I am trying to find a combinatorial interpretation for the number of integer solution of the equation $$x_1+x_2+\cdots+x_k=n$$ such that $x_i\in \{1,2\}$.
I know that the number of this solution is ${k \choose n-k}$. Also $$\sum_{k=0}^n {k\choose n-k}=F_{n+1},$$ where $F_n$ is $n^{th}$-Fibonacci number.
Is it possible to find the solution for this system with the expression of Balls In Bins With Limited Capacity?
On
Each of the $k$ values will either be $1$ or $2$. Let's say there are $m$ values equal to $2$, and the rest, $k-m$, are equal to $1$.
This means that $x_1+\cdots + x_k = m\cdot 2 + (k-m) \cdot 1 = k+m$, and since you also know that $x_1+\cdots x_k = n$, you have $k+m = n$ and so $m = n-k$.
Every solution to your problem matches directly with one selection of $m$ out of the $k$ values (i.e., you choose which of the $k$ values will be equal to $2$, and the rest will be equal to $1$), and therefore, there are ${k\choose m}$ of them.
It’s an especially easy version of that problem.

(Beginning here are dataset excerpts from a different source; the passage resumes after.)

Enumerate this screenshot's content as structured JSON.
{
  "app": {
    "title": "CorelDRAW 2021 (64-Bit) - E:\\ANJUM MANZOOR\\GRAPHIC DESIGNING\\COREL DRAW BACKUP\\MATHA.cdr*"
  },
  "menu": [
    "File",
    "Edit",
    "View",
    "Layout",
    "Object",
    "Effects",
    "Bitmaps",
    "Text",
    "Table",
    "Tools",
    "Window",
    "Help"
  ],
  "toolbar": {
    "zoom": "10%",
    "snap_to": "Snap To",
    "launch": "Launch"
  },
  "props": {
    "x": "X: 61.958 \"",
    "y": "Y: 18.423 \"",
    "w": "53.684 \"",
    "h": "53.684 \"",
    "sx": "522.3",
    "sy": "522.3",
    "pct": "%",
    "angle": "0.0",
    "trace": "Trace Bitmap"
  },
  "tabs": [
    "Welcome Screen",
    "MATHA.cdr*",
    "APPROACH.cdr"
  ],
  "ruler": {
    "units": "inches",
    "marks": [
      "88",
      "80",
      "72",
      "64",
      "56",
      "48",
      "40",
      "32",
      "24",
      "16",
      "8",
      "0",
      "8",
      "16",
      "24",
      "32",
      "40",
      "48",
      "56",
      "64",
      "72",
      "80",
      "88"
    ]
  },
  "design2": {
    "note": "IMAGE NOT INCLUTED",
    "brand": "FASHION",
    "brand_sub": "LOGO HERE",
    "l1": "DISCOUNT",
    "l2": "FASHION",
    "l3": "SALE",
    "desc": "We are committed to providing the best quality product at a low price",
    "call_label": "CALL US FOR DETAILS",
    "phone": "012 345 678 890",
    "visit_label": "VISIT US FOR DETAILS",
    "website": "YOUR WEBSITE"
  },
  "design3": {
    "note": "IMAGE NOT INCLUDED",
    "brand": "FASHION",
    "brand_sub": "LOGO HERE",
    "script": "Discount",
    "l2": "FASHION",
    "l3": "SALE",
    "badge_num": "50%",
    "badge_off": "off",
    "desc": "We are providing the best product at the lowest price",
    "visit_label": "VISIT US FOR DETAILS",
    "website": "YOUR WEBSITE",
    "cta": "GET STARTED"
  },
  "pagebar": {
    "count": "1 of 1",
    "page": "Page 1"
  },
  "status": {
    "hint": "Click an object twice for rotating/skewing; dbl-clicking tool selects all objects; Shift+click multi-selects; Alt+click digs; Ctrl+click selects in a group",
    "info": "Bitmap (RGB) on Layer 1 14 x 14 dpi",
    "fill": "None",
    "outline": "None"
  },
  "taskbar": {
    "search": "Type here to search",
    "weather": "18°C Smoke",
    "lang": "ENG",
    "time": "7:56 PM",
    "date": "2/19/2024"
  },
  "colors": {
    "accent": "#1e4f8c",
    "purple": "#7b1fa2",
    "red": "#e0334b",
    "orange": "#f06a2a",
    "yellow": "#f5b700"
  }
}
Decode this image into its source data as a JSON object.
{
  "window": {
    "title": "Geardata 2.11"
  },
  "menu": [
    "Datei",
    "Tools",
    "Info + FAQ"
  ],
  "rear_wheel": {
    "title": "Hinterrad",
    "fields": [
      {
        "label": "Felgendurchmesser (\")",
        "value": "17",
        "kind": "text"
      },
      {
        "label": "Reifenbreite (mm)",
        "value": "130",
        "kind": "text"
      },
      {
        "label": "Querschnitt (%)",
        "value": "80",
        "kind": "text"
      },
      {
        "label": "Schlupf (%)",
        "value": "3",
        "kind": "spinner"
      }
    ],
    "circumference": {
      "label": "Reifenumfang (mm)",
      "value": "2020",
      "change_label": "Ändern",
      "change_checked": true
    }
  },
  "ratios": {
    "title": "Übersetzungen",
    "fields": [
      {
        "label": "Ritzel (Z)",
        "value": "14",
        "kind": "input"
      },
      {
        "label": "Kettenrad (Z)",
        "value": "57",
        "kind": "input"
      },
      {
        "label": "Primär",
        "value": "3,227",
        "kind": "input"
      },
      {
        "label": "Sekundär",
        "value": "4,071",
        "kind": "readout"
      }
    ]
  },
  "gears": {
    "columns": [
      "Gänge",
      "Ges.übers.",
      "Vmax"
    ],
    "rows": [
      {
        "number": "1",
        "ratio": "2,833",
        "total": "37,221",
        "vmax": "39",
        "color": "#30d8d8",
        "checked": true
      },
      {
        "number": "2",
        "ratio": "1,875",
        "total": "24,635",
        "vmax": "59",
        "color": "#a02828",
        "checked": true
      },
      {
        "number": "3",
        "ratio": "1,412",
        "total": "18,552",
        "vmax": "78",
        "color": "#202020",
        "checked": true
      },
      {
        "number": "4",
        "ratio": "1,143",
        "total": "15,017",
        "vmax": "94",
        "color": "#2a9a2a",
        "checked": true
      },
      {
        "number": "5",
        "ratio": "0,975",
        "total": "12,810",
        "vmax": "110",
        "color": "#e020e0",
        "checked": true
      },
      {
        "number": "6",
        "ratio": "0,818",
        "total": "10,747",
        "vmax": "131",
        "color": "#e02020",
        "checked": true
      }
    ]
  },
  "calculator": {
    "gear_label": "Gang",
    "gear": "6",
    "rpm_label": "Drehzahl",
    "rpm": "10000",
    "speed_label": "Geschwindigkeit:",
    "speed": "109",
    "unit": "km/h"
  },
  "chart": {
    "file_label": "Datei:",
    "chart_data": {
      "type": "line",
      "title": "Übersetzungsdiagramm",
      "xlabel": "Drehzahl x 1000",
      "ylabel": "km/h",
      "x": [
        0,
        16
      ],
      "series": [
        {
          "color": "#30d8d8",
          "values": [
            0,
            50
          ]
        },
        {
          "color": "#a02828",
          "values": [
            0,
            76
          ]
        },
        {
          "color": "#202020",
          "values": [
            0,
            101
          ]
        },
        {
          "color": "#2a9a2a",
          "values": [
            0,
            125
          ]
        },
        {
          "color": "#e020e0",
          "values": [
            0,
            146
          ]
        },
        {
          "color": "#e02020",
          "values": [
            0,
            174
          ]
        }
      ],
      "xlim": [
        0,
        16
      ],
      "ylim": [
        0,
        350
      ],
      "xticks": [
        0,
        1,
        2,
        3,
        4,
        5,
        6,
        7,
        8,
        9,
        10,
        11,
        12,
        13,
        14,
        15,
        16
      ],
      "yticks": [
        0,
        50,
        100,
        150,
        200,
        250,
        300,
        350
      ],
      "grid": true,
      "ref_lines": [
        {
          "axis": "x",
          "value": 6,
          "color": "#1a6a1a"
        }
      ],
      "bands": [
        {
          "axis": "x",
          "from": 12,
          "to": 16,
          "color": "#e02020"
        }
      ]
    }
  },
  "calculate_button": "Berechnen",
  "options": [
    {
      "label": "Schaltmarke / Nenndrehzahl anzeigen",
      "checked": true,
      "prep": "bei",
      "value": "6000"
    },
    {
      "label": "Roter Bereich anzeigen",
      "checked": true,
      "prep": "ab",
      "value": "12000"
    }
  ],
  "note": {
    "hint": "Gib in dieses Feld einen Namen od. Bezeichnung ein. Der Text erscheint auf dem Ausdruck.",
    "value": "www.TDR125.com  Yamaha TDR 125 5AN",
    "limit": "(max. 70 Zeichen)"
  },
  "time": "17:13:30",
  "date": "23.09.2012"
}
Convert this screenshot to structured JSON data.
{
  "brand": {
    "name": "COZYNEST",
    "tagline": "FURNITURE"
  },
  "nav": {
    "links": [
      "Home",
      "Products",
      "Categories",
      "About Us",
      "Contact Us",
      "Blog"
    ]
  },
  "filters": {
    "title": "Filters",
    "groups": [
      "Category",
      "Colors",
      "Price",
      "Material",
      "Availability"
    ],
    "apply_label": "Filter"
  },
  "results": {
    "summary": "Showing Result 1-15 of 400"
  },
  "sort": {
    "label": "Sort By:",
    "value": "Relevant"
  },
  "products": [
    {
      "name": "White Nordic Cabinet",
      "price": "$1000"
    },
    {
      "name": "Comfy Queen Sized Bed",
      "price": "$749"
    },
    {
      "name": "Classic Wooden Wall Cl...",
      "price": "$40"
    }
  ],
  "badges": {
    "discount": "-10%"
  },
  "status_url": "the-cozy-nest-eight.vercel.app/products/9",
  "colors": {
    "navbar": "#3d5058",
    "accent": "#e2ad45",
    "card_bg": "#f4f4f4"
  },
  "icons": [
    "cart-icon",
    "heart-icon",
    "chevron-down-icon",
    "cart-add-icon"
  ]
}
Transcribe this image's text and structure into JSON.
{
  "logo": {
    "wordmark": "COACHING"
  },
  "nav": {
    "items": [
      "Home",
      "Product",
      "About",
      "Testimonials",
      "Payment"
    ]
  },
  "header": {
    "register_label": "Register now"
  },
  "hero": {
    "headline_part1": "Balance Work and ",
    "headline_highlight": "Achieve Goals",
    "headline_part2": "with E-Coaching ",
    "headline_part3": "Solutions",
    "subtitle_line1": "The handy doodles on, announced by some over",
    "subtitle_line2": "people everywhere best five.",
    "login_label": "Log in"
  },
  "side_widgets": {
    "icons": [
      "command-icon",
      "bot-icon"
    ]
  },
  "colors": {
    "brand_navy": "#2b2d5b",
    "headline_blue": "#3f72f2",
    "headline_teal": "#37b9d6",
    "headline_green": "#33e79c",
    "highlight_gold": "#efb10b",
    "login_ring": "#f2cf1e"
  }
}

First put one ball in each of the $k$ bins; you now have $n-k$ balls left to distribute amongst the $k$ bins. You can put at most one of them into any bin, so you just have to choose which $n-k$ bins will get these extra balls, and you can do this in $\binom{k}{n-k}$ different ways. Each of those ways corresponds to a solution of the equation, and vice versa.